Since the health system has hospitals throughout eastern and central Nebraska, as well as western Iowa, it is complicated to have local support and buy-in for AMS at all these sites. Our AMS has designated local physician and pharmacy department champions, whose role is to be active and participate in division meetings. We share ongoing antimicrobial stewardship initiatives at the local level and prepare regular reports to share with key stakeholders. This allows open communication with the local sites and allows AMS to be visible to all.
Working with the Department of Health and Human Services of Nebraska, the ID stewardship provider is a member of the statewide Hospital Acquired Infection taskforce. This taskforce is responsible for reviewing statewide epidemiology for hospital-acquired infections. Our AMS has been part of the ASP Summit as both a planning member as well as presenting at the statewide ASP symposium, impacting the entire state AMS. Finally, with grant support ($100,000) from the CDC, our AMS has been able to implement the technology for downloading antimicrobial use (AU) and antimicrobial resistance (AR) data to the CDC, to be included in their data.

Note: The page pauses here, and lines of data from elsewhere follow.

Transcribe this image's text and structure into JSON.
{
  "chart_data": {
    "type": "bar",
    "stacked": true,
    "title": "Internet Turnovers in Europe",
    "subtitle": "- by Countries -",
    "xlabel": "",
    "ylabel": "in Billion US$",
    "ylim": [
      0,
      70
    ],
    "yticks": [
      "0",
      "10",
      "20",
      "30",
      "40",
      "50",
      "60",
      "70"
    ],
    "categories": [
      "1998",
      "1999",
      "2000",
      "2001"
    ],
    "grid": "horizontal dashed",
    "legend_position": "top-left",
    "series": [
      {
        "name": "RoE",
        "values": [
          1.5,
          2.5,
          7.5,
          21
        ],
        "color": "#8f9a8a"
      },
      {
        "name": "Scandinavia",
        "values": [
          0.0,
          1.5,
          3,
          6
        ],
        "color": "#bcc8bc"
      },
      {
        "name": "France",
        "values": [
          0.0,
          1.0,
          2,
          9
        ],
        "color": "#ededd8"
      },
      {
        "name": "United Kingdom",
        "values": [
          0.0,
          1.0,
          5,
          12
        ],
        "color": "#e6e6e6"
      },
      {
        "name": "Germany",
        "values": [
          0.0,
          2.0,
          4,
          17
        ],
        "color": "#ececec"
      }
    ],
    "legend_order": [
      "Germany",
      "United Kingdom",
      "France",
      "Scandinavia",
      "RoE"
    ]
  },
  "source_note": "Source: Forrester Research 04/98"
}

6. Initial Findings and Impact Following AMS System Implementation
Prior to the implementation of the expanded AMS programs at CHI Health in Nebraska and western Iowa, the health system spent approximately 10% of its budget on antimicrobials. One year later, the healthcare system saw a 21% reduction (from
$5.9 million to
$4.4 million) in antimicrobial expenses (
Figure 3), despite the overall drug budget continuing to grow (
$58.7 million to
$66.5 million). More exciting was improvements in patient outcomes. The AMS program produced a significant 11% reduction in 30-day readmission for
C. difficile infection at the academic medical center. Comparison of antimicrobial usage throughout the health system demonstrated a significant reduction in linezolid, meropenem, daptomycin, and ertapenem (
Figure 4). Overall, the AMS program demonstrated volume-adjusted savings of
$1.2 million in its first year. Certainly, additional data will need to be gathered to determine if this trend continues.
It is important to note that these results are only from the first year after instituting the health-system AMS. Further data will need to be gathered to determine if this trend continues. Our results add to the literature showing that AMS improves antimicrobial usage, providing the right drug for the patient in the right dose, for the most appropriate duration. We believe that our AMS program could be duplicated in other health systems with similar results. Key to AMS success is the AMS physician who makes rounds (in person or by phone) with the AMS pharmacists, and is willing to contact providers for additional tests, antimicrobial duration, as well as other areas that are not recorded in this overall review of the past year. However, several of the hospitals identified in
Figure 3 have not demonstrated a significant reduction in antimicrobial expenses compared to the rest of the health system. A number of reasons for this include a changing patient population, an increase in the numbers of patients with significant burn injuries (requiring antimicrobial use to increase), and/or the changing clinician demographics with increasing mid-level practitioners. Further data will need to be examined at these facilities so that we can monitor this.